I often put my tongue in my cheek over Catholics in general, though. I read where 92% believe in birth control, nearly 60% have no problem whatsoever with homosexuality and 79% believe that women should be priests. And yet, the belong to a religion that condemns all of the above.
But, now I am wondering. Maybe all of those percents are people who love the church like Liv does. Because it gives them a sense of belonging, of peace. I wonder if, perhaps, I have neglected to introduce Liv to more church going as she grew up. We seldom went to church. It was usually only when a relative was married or baptized or died that we went. Sometimes on Christmas Eve, I would go to midnight mass because I loved the joyousness of it all.
I understand the need to belong, to feel a love for a place that brings one peace. It just has never been the mass for me. It's been other things. Maybe because I spent every single Friday morning going to mass with my classmates when I went to Catholic school for my schooling until twelfth grade. And then again on Sunday with my family. And even more often on holidays.
By the time, I was in 6th grade, I rarely even listened in mass anymore. I would make up stories in my head. Use that time to plan out my life. And my plans never included staying in the church.
I left the church unofficially when I was 24 and officially when I was 41. And I've never once looked back or felt regret.
I've worked hard to let my daughter be herself in this world. Not by herself but be herself. And now, I must pay the piper for that decision.
She will go to an all girl Catholic high school next year and I will be right there beside her in support. I don't have to agree with her to stand next to her. I just have to love her enough. And I can do that.

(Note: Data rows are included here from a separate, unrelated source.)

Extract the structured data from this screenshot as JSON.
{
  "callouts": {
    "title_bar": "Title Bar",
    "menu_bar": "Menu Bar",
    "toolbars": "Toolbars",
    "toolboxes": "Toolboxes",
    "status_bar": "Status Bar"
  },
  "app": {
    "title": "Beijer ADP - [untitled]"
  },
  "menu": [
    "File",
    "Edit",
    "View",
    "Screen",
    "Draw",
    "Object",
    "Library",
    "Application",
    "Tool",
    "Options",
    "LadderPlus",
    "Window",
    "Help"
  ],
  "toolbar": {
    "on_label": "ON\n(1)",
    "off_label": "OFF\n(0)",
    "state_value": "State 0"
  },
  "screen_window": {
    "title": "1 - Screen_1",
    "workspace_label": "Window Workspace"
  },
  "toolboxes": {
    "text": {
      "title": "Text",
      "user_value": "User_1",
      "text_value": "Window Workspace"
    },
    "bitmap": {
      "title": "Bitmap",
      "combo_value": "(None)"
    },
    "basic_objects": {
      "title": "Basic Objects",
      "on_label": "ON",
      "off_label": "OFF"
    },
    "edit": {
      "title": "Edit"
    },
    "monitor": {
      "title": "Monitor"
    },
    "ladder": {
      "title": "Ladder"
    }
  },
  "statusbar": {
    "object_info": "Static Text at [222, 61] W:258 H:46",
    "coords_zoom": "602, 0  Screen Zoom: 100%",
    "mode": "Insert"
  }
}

It's the gift that my own Mother never gave me. The hardest truth I ever learned about my Mother was that she didn't love me enough to love me unconditionally.
I will not have Liv learning that lesson. I want her to feel my presence next to her at all times. I want her to lean into it, sometimes hard, sometimes softly, sometimes not at all. I just want her to know it's there. That I'm right there. Maybe then she won't make the same mistakes that I made in my life. The way I never allowed myself to fully give myself to anyone else until I was nearly 45 years old and in danger of losing the one woman who had ever mattered to me. The way I scorned love, saying that it was as Tina Turner proclaimed, "just a sweet old fashioned notion." I learned to wear my armor because I felt that I was all I had.
Maybe Liv will make better, smarter choices than I did because she feels supported in a way that I never did.
At any rate...at 13, she is a helluva lot smarter than I was at her age.